"The atmosphere, is composed of a multitude of small mass-elements, whose behavior is so interrelated that none can be dissociated, even in effect, from all the rest."

-John von Neumann

The geography of the planet has been abstracted and condensed by the ways in which information moves about it. With the sea distant from the concerns of the everyday, a land-focused society has fostered an understanding of the oceans as the environment solely of leisure. But we cannot survive on only information, and found at the edges of our cities, sequestered behind security fences, are the sites that collectively form the supply network for hard and heavy things that still move exclusively by sea. To adopt the terminology of digital networking: the back-end functions of humanity are still undertaken by the merchant sailor and laborer.

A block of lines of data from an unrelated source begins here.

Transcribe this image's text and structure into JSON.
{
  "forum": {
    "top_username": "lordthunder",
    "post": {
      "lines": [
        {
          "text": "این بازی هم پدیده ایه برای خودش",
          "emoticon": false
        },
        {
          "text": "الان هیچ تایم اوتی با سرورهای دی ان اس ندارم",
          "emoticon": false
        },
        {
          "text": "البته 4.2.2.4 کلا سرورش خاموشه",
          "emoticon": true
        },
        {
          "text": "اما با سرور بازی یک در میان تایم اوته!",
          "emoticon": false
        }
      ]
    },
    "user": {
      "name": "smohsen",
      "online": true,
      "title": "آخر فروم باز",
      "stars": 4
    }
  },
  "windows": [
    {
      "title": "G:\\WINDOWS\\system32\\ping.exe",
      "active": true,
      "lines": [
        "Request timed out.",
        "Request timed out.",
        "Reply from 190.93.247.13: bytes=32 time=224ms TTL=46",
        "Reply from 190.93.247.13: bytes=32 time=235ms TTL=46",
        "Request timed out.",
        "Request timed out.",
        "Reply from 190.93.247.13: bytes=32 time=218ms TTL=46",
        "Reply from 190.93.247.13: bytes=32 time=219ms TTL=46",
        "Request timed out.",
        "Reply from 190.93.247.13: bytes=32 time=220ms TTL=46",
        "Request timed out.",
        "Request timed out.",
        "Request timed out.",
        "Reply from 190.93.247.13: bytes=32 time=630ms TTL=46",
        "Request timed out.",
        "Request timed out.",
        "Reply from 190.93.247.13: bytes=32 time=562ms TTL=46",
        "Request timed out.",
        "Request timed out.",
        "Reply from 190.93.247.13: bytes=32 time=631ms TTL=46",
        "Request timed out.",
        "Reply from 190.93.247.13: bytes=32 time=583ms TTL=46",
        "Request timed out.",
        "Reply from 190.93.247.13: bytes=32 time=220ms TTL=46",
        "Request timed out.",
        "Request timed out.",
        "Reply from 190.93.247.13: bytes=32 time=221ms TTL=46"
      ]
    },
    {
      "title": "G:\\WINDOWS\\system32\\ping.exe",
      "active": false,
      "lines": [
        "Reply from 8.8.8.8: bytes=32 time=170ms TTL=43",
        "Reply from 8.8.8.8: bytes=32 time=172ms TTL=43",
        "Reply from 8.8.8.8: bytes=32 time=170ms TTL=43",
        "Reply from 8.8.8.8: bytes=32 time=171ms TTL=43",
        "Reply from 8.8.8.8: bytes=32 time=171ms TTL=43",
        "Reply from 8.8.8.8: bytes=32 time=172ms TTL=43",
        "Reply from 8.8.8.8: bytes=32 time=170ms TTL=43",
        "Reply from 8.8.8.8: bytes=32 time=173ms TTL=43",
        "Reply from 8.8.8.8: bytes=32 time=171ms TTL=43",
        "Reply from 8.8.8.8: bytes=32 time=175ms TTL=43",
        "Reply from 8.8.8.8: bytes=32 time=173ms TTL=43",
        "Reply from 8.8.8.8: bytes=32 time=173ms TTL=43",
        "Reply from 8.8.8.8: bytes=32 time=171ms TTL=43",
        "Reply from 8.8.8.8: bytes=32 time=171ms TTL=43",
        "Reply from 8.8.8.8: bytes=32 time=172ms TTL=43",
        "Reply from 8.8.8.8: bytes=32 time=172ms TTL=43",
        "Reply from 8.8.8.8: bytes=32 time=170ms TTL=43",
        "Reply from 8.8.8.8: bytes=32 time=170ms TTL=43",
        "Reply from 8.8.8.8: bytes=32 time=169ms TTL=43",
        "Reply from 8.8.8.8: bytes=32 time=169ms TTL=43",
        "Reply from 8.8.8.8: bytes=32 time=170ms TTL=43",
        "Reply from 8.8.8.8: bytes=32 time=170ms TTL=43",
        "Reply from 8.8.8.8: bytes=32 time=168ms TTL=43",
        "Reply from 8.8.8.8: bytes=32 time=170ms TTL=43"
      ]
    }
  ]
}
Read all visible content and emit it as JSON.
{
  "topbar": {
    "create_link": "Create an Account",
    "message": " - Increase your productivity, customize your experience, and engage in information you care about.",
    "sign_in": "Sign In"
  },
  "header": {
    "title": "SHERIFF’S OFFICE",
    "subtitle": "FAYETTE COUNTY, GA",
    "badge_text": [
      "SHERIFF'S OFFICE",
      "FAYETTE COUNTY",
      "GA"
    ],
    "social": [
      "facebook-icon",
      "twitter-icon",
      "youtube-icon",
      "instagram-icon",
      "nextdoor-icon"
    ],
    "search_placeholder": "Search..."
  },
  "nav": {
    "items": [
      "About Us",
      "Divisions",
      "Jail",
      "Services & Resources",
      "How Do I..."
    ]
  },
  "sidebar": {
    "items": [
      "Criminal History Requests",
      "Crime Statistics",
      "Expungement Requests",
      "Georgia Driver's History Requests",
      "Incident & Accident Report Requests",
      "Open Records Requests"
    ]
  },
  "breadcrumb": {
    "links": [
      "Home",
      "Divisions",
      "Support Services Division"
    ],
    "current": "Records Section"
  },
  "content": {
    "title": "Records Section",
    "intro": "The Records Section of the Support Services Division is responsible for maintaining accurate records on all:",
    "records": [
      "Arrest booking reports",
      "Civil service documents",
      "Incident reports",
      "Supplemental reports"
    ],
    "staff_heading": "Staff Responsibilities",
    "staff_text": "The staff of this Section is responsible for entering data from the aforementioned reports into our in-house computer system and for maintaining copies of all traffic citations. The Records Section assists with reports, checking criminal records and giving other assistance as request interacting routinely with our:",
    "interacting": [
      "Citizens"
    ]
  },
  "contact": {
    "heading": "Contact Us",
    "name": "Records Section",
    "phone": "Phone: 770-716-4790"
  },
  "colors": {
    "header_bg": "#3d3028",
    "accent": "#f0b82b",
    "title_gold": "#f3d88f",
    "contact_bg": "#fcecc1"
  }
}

Throughout childhood, my family would drive from central New Jersey to rural Long Island where I visited with my grandfather. A former engineer serving on ships in the Merchant Marine, I fell into his stories of the post-war world tying itself back together through the 40’s and 50’s. In a New York City stripped of piers and a world remade by post 9/11 security, the commercial maritime support of our world is only visible in brief glances. Those interstate drives provided my first elevated views of Port Elizabeth afforded by the rusted heights of the Goethals Bridge. Stretching out from Newark Bay, I suspected a world apart, operating out of sight, on a nearly trackless sea, laboring in the contemporary form of an ancient profession. Muddy banks and concrete slabs across the continents’ shores are marked by these connected sites of the maritime network.